Нерис молчала, обдумывая слова Энни.
— Я могу рассчитывать на вашу поддержку? — наконец робко спросила она.
Энни резко отхлебнула вина, поперхнулась и закашлялась.
— Бог ты мой, да о чем вы толкуете? — спросила она, когда наконец пришла в себя.
— Да я же говорю: я совсем одна. Мне даже поговорить не с кем.
— Это не так, и вы не одна. Рядом — ваши напарники, а за спиной — ваш босс. К тому же Чамберсу нужны не вы, а Уорбертон. Он ведь стрелял из тазера.
— Вы заблуждаетесь.

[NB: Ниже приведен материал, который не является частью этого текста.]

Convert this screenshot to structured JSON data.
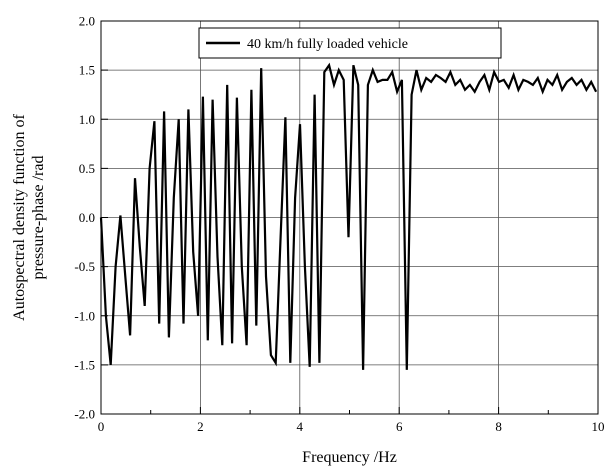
{
  "chart_data": {
    "type": "line",
    "title": "",
    "xlabel": "Frequency /Hz",
    "ylabel_lines": [
      "Autospectral density function of",
      "pressure-phase /rad"
    ],
    "xlim": [
      0,
      10
    ],
    "ylim": [
      -2.0,
      2.0
    ],
    "x_ticks": [
      0,
      2,
      4,
      6,
      8,
      10
    ],
    "x_tick_labels": [
      "0",
      "2",
      "4",
      "6",
      "8",
      "10"
    ],
    "y_ticks": [
      -2.0,
      -1.5,
      -1.0,
      -0.5,
      0.0,
      0.5,
      1.0,
      1.5,
      2.0
    ],
    "y_tick_labels": [
      "-2.0",
      "-1.5",
      "-1.0",
      "-0.5",
      "0.0",
      "0.5",
      "1.0",
      "1.5",
      "2.0"
    ],
    "grid": true,
    "legend_position": "top-center",
    "series": [
      {
        "name": "40 km/h fully loaded vehicle",
        "color": "#000000",
        "x": [
          0.0,
          0.098,
          0.195,
          0.293,
          0.391,
          0.488,
          0.586,
          0.684,
          0.781,
          0.879,
          0.977,
          1.074,
          1.172,
          1.27,
          1.367,
          1.465,
          1.563,
          1.66,
          1.758,
          1.855,
          1.953,
          2.051,
          2.148,
          2.246,
          2.344,
          2.441,
          2.539,
          2.637,
          2.734,
          2.832,
          2.93,
          3.027,
          3.125,
          3.223,
          3.32,
          3.418,
          3.516,
          3.613,
          3.711,
          3.809,
          3.906,
          4.004,
          4.102,
          4.199,
          4.297,
          4.395,
          4.492,
          4.59,
          4.688,
          4.785,
          4.883,
          4.98,
          5.078,
          5.176,
          5.273,
          5.371,
          5.469,
          5.566,
          5.664,
          5.762,
          5.859,
          5.957,
          6.055,
          6.152,
          6.25,
          6.348,
          6.445,
          6.543,
          6.641,
          6.738,
          6.836,
          6.934,
          7.031,
          7.129,
          7.227,
          7.324,
          7.422,
          7.52,
          7.617,
          7.715,
          7.813,
          7.91,
          8.008,
          8.105,
          8.203,
          8.301,
          8.398,
          8.496,
          8.594,
          8.691,
          8.789,
          8.887,
          8.984,
          9.082,
          9.18,
          9.277,
          9.375,
          9.473,
          9.57,
          9.668,
          9.766,
          9.863,
          9.961
        ],
        "y": [
          0.0,
          -1.0,
          -1.5,
          -0.5,
          0.02,
          -0.6,
          -1.2,
          0.4,
          -0.3,
          -0.9,
          0.5,
          0.98,
          -1.08,
          1.08,
          -1.22,
          0.2,
          1.0,
          -1.08,
          1.1,
          -0.35,
          -1.0,
          1.23,
          -1.25,
          1.2,
          -0.4,
          -1.3,
          1.35,
          -1.28,
          1.22,
          -0.5,
          -1.3,
          1.3,
          -1.1,
          1.52,
          -0.6,
          -1.4,
          -1.48,
          -0.2,
          1.02,
          -1.48,
          0.2,
          0.95,
          -0.5,
          -1.52,
          1.25,
          -1.48,
          1.48,
          1.55,
          1.35,
          1.5,
          1.4,
          -0.2,
          1.55,
          1.35,
          -1.55,
          1.35,
          1.5,
          1.38,
          1.4,
          1.4,
          1.48,
          1.28,
          1.4,
          -1.55,
          1.25,
          1.5,
          1.3,
          1.42,
          1.38,
          1.45,
          1.42,
          1.38,
          1.48,
          1.35,
          1.4,
          1.3,
          1.35,
          1.28,
          1.38,
          1.45,
          1.3,
          1.48,
          1.38,
          1.4,
          1.32,
          1.45,
          1.3,
          1.4,
          1.38,
          1.35,
          1.42,
          1.28,
          1.4,
          1.35,
          1.45,
          1.3,
          1.38,
          1.42,
          1.35,
          1.4,
          1.3,
          1.38,
          1.28
        ]
      }
    ]
  }
}
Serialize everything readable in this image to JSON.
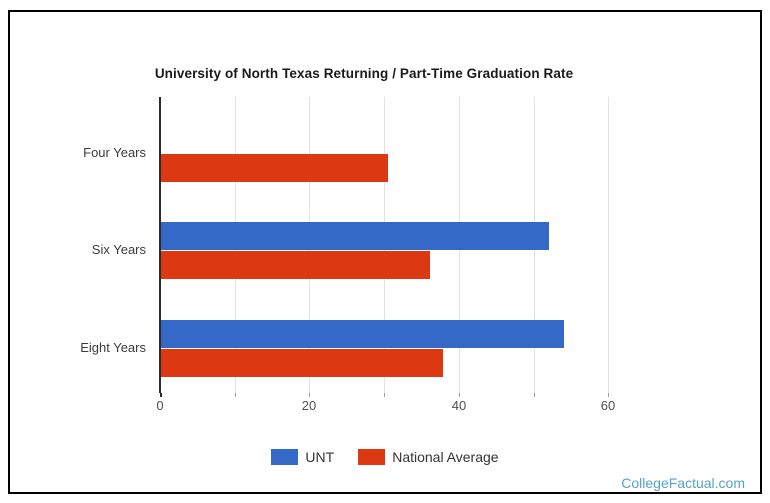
{
  "title": "University of North Texas Returning / Part-Time Graduation Rate",
  "watermark": "CollegeFactual.com",
  "colors": {
    "unt_blue": "#3569c8",
    "national_avg_red": "#dc3912",
    "watermark_teal": "#56a3c6",
    "gridline": "#e2e2e2",
    "axis": "#2b2b2b"
  },
  "chart_data": {
    "type": "bar",
    "orientation": "horizontal",
    "title": "University of North Texas Returning / Part-Time Graduation Rate",
    "categories": [
      "Four Years",
      "Six Years",
      "Eight Years"
    ],
    "series": [
      {
        "name": "UNT",
        "color": "#3569c8",
        "values": [
          null,
          52,
          54
        ]
      },
      {
        "name": "National Average",
        "color": "#dc3912",
        "values": [
          30.4,
          36,
          37.8
        ]
      }
    ],
    "xlabel": "",
    "ylabel": "",
    "xlim": [
      0,
      70
    ],
    "xticks": [
      0,
      20,
      40,
      60
    ],
    "gridline_step": 10,
    "grid": true,
    "legend_position": "bottom"
  }
}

Мы все заодно. Если бы Уорби не застрелил того мужика, это сделала бы я. Или кто-то из ребят, которые вошли с черного хода.
— Что, так все было плохо?
— Ага. Темно, лампочка мигнула и накрылась, когда Уорби ее включил. Такие вещи всегда случаются неожиданно и всегда напрягают. В доме был заряженный ствол. Мы все были порядком на взводе.
— Никто и подумать не мог, что вам придется входить в дом вот так, взломав дверь. И уж точно нельзя было предвидеть, что лампочка выберет именно тот момент, чтобы перегореть.